- Created by: Midas Productions
- Country of origin: Ireland
- No. of episodes: 4

Production
- Running time: 30 minutes

Original release
- Network: RTÉ One
- Release: 12 June – 3 July 2008

= Sex & Sensibility =

Sex & Sensibility is an RTÉ television series focusing on changing attitudes to sex in Ireland. The four-part series was presented by Simon Delaney. Directed by Imogen Murphy, it was filmed on location in Dublin in April and May 2008 and aired in June and July of that year.

==Synopsis==
The series reflected on the changes that had taken place in Ireland since the 1960s, an era when the sexual revolution had not yet reached the shores of the island. It claimed that television had been responsible for "loosening everyone up" and altering the country "from a gloomy 'Irish Taliban'-style theocracy to the nation of fun-loving sex maniacs we are today".

Terry Prone demonstrated her view that soaps, rather than "dusty old current affairs programmes", had been central to social change. The Riordans caused scandal when one of the characters, named Maggie, went on the pill. The series also featured the "contraceptive train" to Belfast, evoking memories of an era when the devices were illegal in the south of the country, prompting people to travel to Northern Ireland to stock up on their contraceptive needs.

Also featured was The Late Late Show and the uproar it caused when it gave airtime to a group of lesbian nuns, Bill Hughes, who spoke about the underground gay scene in Ireland, Senator David Norris having his sexuality called into question when he was asked if he was "sick" by a TV presenter, the Leeson Street clubbing scene in its early years and Toni the Exotic Dancer, a housewife from Tallaght, Dublin who flashed her ample bosom for the crowds who thronged the urban pubs after mass. Video of protesters with portable Virgin Mary statues at work outside the RTÉ studios were also shown.

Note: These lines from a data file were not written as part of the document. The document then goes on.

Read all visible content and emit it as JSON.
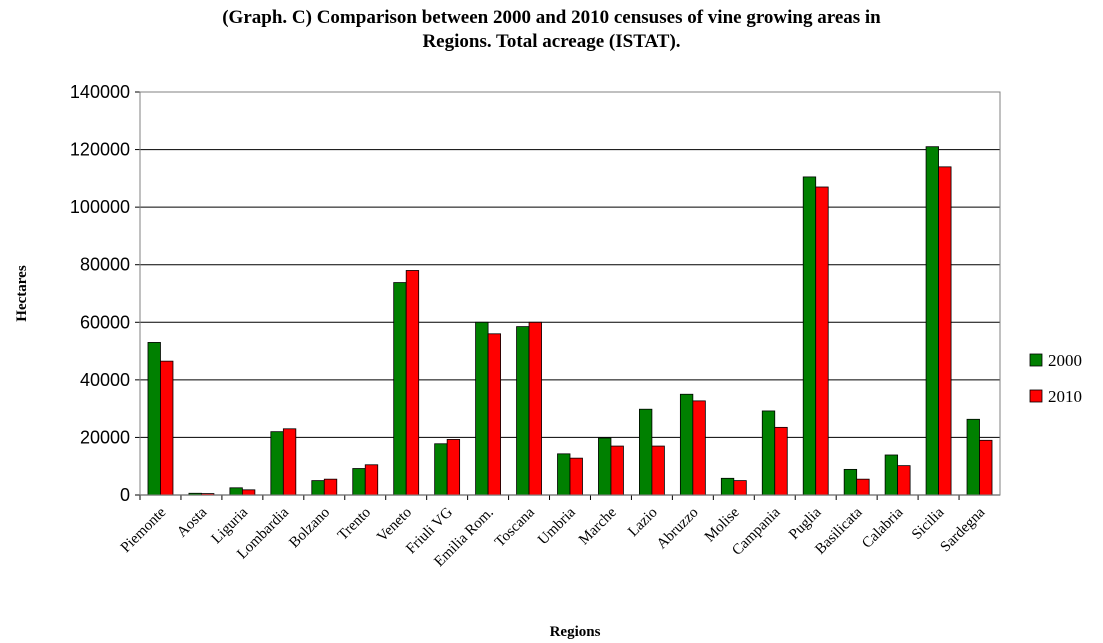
{
  "chart_data": {
    "type": "bar",
    "title_line1": "(Graph. C) Comparison between 2000 and 2010 censuses of vine growing areas in",
    "title_line2": "Regions. Total acreage (ISTAT).",
    "xlabel": "Regions",
    "ylabel": "Hectares",
    "ylim": [
      0,
      140000
    ],
    "yticks": [
      0,
      20000,
      40000,
      60000,
      80000,
      100000,
      120000,
      140000
    ],
    "grid": true,
    "legend_position": "right",
    "categories": [
      "Piemonte",
      "Aosta",
      "Liguria",
      "Lombardia",
      "Bolzano",
      "Trento",
      "Veneto",
      "Friuli VG",
      "Emilia Rom.",
      "Toscana",
      "Umbria",
      "Marche",
      "Lazio",
      "Abruzzo",
      "Molise",
      "Campania",
      "Puglia",
      "Basilicata",
      "Calabria",
      "Sicilia",
      "Sardegna"
    ],
    "series": [
      {
        "name": "2000",
        "color": "#008000",
        "values": [
          53000,
          600,
          2500,
          22000,
          5000,
          9200,
          73800,
          17800,
          60000,
          58500,
          14300,
          19800,
          29800,
          35000,
          5800,
          29200,
          110500,
          8900,
          13900,
          121000,
          26300
        ]
      },
      {
        "name": "2010",
        "color": "#ff0000",
        "values": [
          46500,
          500,
          1800,
          23000,
          5500,
          10500,
          78000,
          19300,
          56000,
          60000,
          12800,
          17000,
          17000,
          32700,
          5000,
          23500,
          107000,
          5500,
          10200,
          114000,
          19000
        ]
      }
    ]
  }
}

Other features included some commentary from Bill O'Herlihy, Mary O'Rourke, Michael McNiff, Claire Tully, John Kelleher and night club owners Valeria Roe and Maurice Boland.

==Critical response==
The Irish Independent described the series as "sniggering nonsense about Irish attitudes to sexuality over the past few decades" or "reeling in the leers (a pun on RTÉ's more successful series Reeling in the Years) with presenter Simon Delaney doing the leering". It was named by the newspaper as one of its six worst television programmes of 2008.